Tuesday, April 2, 2013

The Good Stuff

So, I realized I'm keeping a score.  A record of my weight loss only in numbers.  I'm not recognizing the changes that are already demonstrating how much better my life is getting.

That's probably because I'm so focused on the scale to avoid the stuff that scares the bejeebers out of me.  You know, the stuff I'm afraid will come back...either watching the number on the scale creep back up, OR, having to face whatever demons my weight has been shielding me from all this time.

So let's start with awesome stuff.  After all, this is a blog titled Making Lemonade, is it not?

It's stuff that hits you out of the blue, but it seems so ridiculously small, you forget how huge it is.

I crossed both my legs the other day to put my socks on.  Seems ludicrous to call out here, but if I told you I hadn't been able to do that in 3 years, you would see just how big a life change that actually is.  Crazy isn't it?  My right knee has been so inflamed and arthritic that in order to put my socks on every single day, I had to put my knee up on the bed and bend the leg so that I could reach my foot.  The other day, I crossed them without even thinking...It wasn't until I had finished putting on the sock that I realized I wasn't even moving my body the same way and caught on to the change.

I walked downstairs this morning without the assistance of the handrail or leaning against the wall.  Again, it might seem like this is silly to be mentioning, but when you hurt as much as I have for the last three years, walking down a flight of stairs first thing in the morning without assistance was unheard of.  Every muscle in my body ached from the strain of carrying around the extra padding.  My body was swollen so much that I feared the smallest prick of my skin might result in a flood.  Walking down the stairs without wincing at every step and holding onto the railing for dear life is HUGE.

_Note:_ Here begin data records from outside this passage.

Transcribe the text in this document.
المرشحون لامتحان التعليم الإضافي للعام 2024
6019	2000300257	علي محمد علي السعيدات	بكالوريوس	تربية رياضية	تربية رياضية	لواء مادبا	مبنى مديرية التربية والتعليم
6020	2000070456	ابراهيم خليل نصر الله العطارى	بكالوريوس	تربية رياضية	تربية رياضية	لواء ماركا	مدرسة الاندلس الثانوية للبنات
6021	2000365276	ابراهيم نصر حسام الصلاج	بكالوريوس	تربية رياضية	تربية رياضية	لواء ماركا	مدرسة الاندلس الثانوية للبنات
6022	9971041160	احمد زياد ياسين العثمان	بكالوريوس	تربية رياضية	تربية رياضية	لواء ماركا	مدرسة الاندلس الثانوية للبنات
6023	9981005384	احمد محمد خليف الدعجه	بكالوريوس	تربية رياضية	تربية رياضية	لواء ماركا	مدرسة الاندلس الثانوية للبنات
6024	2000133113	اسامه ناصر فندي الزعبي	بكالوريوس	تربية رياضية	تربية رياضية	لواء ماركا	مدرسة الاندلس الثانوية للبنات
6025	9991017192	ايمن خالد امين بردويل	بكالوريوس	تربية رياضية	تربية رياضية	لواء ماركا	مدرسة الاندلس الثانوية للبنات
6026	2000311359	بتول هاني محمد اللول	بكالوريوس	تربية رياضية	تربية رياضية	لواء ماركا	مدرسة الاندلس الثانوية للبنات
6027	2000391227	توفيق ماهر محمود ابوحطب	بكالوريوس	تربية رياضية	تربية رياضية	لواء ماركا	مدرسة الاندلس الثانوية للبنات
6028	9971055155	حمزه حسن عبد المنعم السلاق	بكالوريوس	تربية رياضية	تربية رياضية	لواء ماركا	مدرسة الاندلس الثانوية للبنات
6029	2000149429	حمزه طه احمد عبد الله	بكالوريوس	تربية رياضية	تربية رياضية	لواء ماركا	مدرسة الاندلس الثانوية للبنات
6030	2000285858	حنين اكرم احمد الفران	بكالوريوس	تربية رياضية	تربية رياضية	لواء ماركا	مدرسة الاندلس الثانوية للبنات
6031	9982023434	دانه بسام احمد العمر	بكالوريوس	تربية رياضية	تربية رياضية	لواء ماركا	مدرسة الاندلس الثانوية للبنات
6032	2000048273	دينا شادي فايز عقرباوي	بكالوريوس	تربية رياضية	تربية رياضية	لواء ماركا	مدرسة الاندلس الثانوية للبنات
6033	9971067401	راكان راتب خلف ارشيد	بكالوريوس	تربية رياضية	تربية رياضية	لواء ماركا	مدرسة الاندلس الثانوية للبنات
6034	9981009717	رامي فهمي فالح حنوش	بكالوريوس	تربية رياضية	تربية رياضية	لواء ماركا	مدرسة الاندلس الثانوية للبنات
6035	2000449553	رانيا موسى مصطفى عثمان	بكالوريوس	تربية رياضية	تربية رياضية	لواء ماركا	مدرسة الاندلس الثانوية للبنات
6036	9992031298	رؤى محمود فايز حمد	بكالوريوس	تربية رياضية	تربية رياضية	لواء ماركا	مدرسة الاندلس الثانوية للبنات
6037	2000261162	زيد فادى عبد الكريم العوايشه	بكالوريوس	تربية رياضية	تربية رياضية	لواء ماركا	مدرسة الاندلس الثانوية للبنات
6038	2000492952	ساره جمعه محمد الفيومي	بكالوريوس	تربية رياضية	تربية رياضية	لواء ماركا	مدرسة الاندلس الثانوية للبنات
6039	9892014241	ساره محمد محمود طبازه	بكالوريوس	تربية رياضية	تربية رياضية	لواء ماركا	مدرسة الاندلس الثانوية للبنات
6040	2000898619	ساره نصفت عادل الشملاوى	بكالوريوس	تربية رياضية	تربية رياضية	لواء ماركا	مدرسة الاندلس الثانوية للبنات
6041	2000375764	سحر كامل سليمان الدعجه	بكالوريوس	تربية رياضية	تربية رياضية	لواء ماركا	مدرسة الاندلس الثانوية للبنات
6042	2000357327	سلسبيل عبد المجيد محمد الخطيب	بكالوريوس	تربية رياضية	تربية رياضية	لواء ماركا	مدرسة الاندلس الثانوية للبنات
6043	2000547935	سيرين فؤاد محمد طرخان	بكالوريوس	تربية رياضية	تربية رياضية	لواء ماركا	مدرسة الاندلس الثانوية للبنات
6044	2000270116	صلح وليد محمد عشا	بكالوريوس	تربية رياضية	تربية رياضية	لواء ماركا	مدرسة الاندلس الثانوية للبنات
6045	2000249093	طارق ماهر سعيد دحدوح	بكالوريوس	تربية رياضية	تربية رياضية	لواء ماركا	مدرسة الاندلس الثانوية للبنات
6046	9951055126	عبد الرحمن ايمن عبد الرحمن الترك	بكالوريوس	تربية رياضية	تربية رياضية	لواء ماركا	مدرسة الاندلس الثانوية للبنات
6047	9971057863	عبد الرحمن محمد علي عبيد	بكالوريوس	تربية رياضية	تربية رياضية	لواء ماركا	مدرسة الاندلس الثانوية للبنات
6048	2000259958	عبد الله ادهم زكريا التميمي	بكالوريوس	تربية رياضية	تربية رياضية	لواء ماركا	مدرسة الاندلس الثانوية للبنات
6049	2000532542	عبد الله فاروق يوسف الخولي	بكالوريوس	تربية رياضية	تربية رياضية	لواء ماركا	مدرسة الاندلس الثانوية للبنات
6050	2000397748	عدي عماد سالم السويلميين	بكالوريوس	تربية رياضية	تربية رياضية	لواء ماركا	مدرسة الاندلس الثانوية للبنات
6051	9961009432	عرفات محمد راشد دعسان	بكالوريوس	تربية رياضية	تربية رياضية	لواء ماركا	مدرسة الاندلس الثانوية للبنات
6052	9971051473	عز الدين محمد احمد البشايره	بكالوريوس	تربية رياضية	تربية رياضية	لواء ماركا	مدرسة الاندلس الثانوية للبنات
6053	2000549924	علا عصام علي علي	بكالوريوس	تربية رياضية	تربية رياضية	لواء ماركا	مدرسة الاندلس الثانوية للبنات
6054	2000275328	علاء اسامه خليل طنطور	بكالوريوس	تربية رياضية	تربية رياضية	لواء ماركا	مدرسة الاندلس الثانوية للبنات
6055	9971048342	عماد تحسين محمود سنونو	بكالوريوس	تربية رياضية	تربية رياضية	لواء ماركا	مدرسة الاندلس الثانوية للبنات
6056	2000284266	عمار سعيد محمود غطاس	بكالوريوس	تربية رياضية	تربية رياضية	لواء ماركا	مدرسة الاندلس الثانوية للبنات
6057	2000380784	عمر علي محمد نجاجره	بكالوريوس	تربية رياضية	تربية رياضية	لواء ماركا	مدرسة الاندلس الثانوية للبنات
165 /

I picked up my 27 lb child and carried her from her bed, down the hall and to the bathroom, without even breathing heavy...this is because I've finally lost more than she weighs, and that means I'm not carrying twice her weight.  Let me tell you how monumental this is.  For two years after she was born I dealt with crippling, debilitating back pain that was a side effect of the spinal block I got to have my c-section.  Combined with my weight issues, there were days when I could barely walk, stand up, sit up...and it took the power of Christ to move my body in the ways I needed to move to look after my toddler.  Stifling back the tears was a daily challenge and forced me to use whatever I could to skirt by the easiest ways possible.  I used an ottoman in front of the sofa to change her diapers rather than get on a floor or take her up to her change table.  We put a double bed in her room so that I could stop rocking her to sleep and instead snuggle her in bed because lifting her up out of the rocking chair and transferring her to her toddler bed was too painful for me.  I think this is the first time I have lifted her and carried her any distance without feeling pain, in her entire life.  This is the hugest possible improvement I could have imagined.

My family has been generally healthy (not hit with plague after plague) for 4 weeks.  This is a first in over a year.

In total (though a few of these are still due to the flu), I've lost 32 lbs.

So here's what I'm deathly afraid of.  I don't really know why I'm so fat in the first place.  I know I'm an emotional eater, but the only traumatic situations I can link any of it to, is the loss of my father at 21, and random pressures and comments people made while I was growing up that they thought would help me manage a healthy weight, but which actually created new stressors.  And I'm afraid that when I lose this extra shield I've been building, that I will discover there was something more to it.  I eat when I am stressed or fearful of saying the wrong thing at the wrong time to the wrong person.  I eat when I'm happy and want to celebrate.  I use food to reward myself, and I can already feel the pangs of wanting to reward my 32 lb loss with some Easter chocolate.  I worry that I won't know how to cope without food or cigarettes (used to be part of the coping mechanism before I quit in 2007).  I worry that my brain has blocked out something from my memory that would cause me to use weight as my protector.  I worry that when I find out who lies beneath all this padding that I'll want something different out of my life, that I won't be simply satisfied with what I have.  I worry.  Full stop.

Of course there's no point in worrying until there's reason too.  Right now, I'm really quite happy that clothes are fitting me better and starting to feel big.  I'm overjoyed that I'm able to do the things I wrote about first in this post.  I'll take these wins and keep moving forward for now.  Will continue to wait for that other shoe to drop, and will work through it when it does...whatever it takes.

The freak show fat lady will never be me again.